The location of neural cell production during retinal development is often not the same as the location where they function. They complete migration, layering, and establish precise neural connections to receive, process and transmit light signals [54,55,56]. Prompt and accurate cellular localization is essential to ensure establishment of correct neural connections to exert visual function [54, 57, 58]. In D120 CRX±-ROs, the ONL stratification still did not appear as expected, but required a longer time to form, confirming the stringent prerequisite conditions for retinal stratification. Imperfect temporal and spatial matching of cell status may affect other cells in retina and thus, caused a cascade amplification to complicate the result of photoreceptor defects. In future, timely drug intervention for cell translocation plus gene augmentation rescue may be a better treatment strategy for CRX mutation diseases.

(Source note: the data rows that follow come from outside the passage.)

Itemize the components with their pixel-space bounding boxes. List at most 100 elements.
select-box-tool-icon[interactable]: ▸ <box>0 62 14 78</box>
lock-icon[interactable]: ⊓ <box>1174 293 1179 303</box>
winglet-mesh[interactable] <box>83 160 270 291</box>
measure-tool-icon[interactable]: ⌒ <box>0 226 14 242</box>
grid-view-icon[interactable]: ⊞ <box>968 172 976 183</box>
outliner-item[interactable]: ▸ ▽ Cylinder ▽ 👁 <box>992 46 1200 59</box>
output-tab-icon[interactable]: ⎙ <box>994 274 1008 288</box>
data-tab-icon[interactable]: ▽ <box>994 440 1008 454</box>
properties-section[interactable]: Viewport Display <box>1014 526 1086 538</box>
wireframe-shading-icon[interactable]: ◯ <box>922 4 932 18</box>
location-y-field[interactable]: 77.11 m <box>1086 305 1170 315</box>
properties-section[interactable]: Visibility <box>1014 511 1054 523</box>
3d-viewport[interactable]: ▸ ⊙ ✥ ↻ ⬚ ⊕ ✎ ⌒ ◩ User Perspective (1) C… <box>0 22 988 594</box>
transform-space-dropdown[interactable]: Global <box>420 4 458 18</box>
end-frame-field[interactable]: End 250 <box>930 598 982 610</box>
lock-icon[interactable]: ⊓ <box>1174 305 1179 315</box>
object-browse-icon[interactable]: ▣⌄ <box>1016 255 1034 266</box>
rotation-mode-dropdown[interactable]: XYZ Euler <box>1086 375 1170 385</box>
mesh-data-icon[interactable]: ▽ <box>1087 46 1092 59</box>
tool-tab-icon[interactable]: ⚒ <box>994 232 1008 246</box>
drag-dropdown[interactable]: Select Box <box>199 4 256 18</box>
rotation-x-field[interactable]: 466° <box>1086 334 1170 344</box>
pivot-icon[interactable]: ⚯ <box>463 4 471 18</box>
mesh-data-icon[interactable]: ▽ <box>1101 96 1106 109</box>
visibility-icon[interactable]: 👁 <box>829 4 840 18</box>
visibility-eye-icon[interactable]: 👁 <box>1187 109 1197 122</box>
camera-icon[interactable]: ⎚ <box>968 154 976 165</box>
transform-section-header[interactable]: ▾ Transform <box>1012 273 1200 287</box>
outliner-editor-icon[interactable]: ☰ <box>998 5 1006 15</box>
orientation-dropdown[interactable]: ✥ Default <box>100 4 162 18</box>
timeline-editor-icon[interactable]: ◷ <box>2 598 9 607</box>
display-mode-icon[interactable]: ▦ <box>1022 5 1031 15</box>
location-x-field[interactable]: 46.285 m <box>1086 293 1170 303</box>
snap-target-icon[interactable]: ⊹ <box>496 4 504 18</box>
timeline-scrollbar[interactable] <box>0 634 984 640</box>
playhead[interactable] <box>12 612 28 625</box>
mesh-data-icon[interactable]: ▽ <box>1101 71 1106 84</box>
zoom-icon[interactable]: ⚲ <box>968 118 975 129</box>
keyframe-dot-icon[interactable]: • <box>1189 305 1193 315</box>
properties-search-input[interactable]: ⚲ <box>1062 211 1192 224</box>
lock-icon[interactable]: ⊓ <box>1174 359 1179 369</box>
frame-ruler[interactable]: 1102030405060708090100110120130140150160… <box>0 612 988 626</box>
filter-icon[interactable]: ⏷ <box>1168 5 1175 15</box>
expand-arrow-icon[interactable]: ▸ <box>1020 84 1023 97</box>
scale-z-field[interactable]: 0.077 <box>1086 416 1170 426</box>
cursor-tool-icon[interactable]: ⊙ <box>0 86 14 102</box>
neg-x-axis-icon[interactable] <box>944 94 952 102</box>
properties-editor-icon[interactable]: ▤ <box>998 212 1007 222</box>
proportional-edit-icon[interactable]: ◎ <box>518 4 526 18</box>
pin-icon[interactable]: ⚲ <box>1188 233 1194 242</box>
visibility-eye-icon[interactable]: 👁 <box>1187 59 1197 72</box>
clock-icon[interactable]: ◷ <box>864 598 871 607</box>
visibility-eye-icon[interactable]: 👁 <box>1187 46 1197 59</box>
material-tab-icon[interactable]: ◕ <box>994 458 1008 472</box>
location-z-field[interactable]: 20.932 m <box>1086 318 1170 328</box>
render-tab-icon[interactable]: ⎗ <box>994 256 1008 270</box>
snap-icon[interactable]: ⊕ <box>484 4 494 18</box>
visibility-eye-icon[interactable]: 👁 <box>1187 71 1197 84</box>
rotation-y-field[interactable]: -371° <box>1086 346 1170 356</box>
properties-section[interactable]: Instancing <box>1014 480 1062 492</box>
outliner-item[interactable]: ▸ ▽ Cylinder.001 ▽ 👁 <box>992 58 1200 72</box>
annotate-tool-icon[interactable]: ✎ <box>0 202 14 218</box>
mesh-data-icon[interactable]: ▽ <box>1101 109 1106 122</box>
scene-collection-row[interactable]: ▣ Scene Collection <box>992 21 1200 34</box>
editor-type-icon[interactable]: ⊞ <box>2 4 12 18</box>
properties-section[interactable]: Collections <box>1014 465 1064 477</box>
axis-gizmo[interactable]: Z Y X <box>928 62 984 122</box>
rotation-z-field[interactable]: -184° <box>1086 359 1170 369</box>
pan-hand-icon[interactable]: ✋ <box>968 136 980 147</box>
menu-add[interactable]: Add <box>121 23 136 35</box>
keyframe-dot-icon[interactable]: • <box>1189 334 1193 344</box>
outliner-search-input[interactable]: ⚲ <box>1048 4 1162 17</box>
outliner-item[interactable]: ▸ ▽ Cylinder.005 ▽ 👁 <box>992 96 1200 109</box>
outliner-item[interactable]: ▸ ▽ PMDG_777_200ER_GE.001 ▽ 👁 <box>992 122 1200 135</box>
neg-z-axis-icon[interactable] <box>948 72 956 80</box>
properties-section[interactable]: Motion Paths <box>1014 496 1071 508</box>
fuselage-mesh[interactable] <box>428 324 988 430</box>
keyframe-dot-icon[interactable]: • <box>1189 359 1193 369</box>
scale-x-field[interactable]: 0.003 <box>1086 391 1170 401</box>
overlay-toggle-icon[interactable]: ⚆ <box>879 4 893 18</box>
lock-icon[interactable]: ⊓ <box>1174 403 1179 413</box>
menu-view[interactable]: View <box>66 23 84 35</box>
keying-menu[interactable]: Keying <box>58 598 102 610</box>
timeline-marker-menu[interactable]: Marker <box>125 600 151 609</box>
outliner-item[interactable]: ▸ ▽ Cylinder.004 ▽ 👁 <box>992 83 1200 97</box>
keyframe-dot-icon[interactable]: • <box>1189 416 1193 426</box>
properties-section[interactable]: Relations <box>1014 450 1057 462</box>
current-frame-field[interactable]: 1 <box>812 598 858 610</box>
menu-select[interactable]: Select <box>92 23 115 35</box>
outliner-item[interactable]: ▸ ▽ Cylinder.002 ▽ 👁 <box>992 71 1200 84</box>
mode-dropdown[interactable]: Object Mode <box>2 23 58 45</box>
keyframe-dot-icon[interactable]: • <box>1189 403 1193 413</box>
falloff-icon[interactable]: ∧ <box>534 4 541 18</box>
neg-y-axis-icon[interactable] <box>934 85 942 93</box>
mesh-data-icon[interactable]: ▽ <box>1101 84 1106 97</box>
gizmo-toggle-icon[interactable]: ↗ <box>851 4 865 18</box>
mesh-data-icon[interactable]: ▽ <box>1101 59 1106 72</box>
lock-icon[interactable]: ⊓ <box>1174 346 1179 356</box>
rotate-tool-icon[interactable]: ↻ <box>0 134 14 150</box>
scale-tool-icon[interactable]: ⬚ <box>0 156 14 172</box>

In this study, we simulated retinal development with a monoallelic knockout of CRX in retinal organoid differentiation, which gave us the opportunity to study the formation of the human retina in a unique way. However, the importance of CRX is not limited to the photoreceptor development and maturation. Unfortunately, the lack of vascular system in our retinal organoids to transport nutrients inside will eventually trigger inadequate internal metabolism and apoptosis in the long-term culture. In the future, a more refined organoid culture system would help to uncover the long-term effects of monoallelic knockout of CRX.

Conclusion

We differentiated hESCs into retinal organoids to sequentially uncover the phenotypes of CRX monoallelic transcription at different stages of development. We confirmed that CRX haploinsufficiency caused defective precursor translocation in early retinal development, and that overtension of actomyosin network participated in this process. We provided evidence that haploinsufficiency constituted a dominant pathogenic basis for CRX hereditary diseases in patients. This study suggests that the combination of actomyosin tension-modulating drugs with CRX augmentation may provide a more precise and effective treatment for CRX-associated retinopathies in human.